Wielu Polaków w reakcji na decyzje swoich wazeliniarskich wobec Brukseli i Berlina elit postanowiło zaprotestować. Boją się, że zmuszanie do przyjęcia ludzi, którzy nie chcą się integrować, doprowadzi do katastrofy. Co więcej, dla wszystkich racjonalnych Polaków jest jasne, że polska gospodarka nie stworzyła wystarczająco dużo miejsc pracy i odpowiedniego systemu opieki społecznej, żeby iść śladem Skandynawii. Skandynawii, w której Szwecja stała się stolicą gwałtu półkuli północnej, a w skali globalnej wyprzedza ją pod tym względem jedynie Lesotho – zapyziała enklawa w Republice Południowej Afryki, której nikt nie chciałby naśladować.

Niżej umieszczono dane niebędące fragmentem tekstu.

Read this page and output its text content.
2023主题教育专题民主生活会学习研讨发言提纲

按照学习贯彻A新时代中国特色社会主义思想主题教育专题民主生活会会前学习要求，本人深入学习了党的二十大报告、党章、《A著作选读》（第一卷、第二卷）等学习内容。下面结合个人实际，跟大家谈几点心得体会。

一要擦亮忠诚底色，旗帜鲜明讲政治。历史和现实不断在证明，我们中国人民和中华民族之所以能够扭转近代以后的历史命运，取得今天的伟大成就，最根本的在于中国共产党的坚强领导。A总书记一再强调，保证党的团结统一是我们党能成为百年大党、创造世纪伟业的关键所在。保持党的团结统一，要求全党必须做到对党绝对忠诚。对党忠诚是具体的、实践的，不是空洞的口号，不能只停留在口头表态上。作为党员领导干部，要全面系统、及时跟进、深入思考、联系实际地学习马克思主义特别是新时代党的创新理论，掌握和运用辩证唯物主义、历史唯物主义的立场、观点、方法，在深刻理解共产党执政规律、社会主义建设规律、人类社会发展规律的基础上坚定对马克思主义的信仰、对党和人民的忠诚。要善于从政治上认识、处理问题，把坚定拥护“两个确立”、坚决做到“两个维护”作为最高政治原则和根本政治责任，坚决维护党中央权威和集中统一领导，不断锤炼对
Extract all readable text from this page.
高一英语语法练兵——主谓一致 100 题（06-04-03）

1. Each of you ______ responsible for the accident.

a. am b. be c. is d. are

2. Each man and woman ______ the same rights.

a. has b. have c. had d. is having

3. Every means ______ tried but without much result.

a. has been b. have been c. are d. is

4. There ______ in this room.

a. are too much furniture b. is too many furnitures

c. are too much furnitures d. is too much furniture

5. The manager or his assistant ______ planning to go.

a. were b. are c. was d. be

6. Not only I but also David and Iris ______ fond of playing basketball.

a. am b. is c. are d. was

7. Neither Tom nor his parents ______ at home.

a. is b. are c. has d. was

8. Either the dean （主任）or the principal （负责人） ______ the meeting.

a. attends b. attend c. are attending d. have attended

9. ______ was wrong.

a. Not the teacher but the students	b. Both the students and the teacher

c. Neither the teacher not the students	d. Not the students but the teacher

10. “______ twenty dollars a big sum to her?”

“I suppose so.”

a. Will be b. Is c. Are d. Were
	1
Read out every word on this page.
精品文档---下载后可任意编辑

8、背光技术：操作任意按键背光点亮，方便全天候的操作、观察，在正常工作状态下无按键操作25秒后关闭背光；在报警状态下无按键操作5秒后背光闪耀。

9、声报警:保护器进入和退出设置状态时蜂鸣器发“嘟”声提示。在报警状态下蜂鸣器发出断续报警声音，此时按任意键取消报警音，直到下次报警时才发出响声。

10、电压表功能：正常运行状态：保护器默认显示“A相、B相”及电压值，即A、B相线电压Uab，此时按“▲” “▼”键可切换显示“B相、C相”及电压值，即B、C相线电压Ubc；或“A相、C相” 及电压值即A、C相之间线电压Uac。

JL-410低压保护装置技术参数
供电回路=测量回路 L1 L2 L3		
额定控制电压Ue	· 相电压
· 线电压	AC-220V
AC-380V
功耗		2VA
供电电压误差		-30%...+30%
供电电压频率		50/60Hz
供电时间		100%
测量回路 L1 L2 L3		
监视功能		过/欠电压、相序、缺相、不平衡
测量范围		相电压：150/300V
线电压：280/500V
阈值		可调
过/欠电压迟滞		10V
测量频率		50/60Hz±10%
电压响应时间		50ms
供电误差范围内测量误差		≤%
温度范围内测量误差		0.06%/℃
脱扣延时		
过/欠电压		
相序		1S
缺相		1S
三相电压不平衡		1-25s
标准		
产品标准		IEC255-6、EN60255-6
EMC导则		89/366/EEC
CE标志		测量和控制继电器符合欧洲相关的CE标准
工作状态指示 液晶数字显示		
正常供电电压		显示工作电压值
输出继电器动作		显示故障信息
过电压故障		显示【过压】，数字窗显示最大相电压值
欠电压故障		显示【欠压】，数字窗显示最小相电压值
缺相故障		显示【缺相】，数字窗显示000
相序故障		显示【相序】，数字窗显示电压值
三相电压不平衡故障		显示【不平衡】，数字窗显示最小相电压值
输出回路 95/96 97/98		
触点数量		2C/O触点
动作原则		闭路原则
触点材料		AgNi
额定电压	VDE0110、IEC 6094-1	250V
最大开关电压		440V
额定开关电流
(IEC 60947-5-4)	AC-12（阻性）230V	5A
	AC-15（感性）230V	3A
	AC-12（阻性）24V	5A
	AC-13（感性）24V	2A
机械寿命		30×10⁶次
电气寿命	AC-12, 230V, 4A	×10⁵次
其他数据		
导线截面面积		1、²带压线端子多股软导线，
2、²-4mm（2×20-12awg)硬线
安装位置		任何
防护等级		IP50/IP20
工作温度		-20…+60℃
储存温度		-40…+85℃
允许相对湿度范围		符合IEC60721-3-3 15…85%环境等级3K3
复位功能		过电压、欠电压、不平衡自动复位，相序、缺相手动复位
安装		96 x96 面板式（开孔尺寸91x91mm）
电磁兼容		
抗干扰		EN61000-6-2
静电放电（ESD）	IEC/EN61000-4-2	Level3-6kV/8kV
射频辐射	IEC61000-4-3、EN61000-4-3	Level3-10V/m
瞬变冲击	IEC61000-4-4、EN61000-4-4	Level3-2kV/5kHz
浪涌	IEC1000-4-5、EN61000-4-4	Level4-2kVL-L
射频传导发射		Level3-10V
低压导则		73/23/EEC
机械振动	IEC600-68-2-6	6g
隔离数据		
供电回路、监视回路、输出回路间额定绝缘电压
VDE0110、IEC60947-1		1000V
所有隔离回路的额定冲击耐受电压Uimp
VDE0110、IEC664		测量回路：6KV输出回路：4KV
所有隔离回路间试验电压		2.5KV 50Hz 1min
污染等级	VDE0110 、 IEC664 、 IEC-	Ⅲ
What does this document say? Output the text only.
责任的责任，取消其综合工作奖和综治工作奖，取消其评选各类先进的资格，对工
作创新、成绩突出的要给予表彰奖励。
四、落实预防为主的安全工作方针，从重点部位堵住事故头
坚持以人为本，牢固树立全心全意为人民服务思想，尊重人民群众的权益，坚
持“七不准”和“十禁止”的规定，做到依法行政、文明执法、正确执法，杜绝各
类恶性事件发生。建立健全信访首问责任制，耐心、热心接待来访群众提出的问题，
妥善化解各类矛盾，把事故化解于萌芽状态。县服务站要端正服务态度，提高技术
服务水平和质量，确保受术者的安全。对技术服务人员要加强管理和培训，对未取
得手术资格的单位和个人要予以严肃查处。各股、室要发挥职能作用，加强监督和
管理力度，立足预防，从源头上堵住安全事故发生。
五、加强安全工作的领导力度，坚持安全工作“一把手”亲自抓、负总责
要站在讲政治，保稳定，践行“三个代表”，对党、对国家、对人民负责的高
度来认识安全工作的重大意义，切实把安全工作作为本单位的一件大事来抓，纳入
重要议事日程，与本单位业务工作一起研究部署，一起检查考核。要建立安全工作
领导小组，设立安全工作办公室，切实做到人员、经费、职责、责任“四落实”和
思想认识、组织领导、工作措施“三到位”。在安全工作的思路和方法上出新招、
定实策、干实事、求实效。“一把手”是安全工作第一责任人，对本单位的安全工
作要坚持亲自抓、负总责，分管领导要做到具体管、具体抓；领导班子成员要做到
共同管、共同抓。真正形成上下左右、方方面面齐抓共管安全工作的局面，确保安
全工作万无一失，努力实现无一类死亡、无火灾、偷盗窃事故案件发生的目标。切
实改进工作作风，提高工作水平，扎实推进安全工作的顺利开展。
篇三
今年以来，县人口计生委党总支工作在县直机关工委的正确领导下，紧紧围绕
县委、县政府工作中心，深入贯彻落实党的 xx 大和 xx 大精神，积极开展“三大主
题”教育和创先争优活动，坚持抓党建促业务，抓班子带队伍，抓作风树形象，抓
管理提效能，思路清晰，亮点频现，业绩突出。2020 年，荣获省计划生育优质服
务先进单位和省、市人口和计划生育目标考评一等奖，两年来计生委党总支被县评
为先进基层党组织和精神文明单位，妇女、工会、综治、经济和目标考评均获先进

Oczywiście, lewica potępiła jakiekolwiek protesty przeciwko napływowi muzułmańskich imigrantów, uważając je za rasistowskie, a nawet próbowała – jak prezydent Warszawy – ścigać protestujących za „mowę nienawiści”. A przecież obywatele chcieli jedynie ochronić ojczyznę przed wymuszonym przyjmowaniem wrogich uchodźców. Jeśli więcej niż kilku imigrantów będzie pełnymi złości nieżonatymi mężczyznami w wieku poborowym z iPhone'ami w ręku, którzy wykrzykują „Allahu akbar” za każdym razem, kiedy znajdą się w obiektywie kamer telewizyjnych, to Polska będzie musiała zmierzyć się z nowym problemem społecznym, którego ani nie chce, ani nie potrzebuje. Naturalny instynkt obywatela, który chce, by granice jego państwa były strzeżone, nie może zostać zlekceważony jako „mowa nienawiści” przez uczciwych socjologów i dziennikarzy.

Nigdy nie potępiałem „mowy nienawiści”, bo uważam, że poza wszystkim potrafi ona ożywić dyskusję. Stara śpiewka „postępowej” lewicy z Czerskiej, Wilanowa i Konstancina, a także zepsutych kleptokratów z PO, którzy robią wszystko, żeby wkraść się w łaski Brukseli (licząc, że pewnego dnia zrabowane w Polsce łupy zamienią na euro), w końcu się zużyła. Polacy pragną debaty w kwestiach, które dotyczą ich kraju i najwyraźniej uważają, że taka debata nie jest rasistowska. Z niecierpliwością czekam więc na 25 października!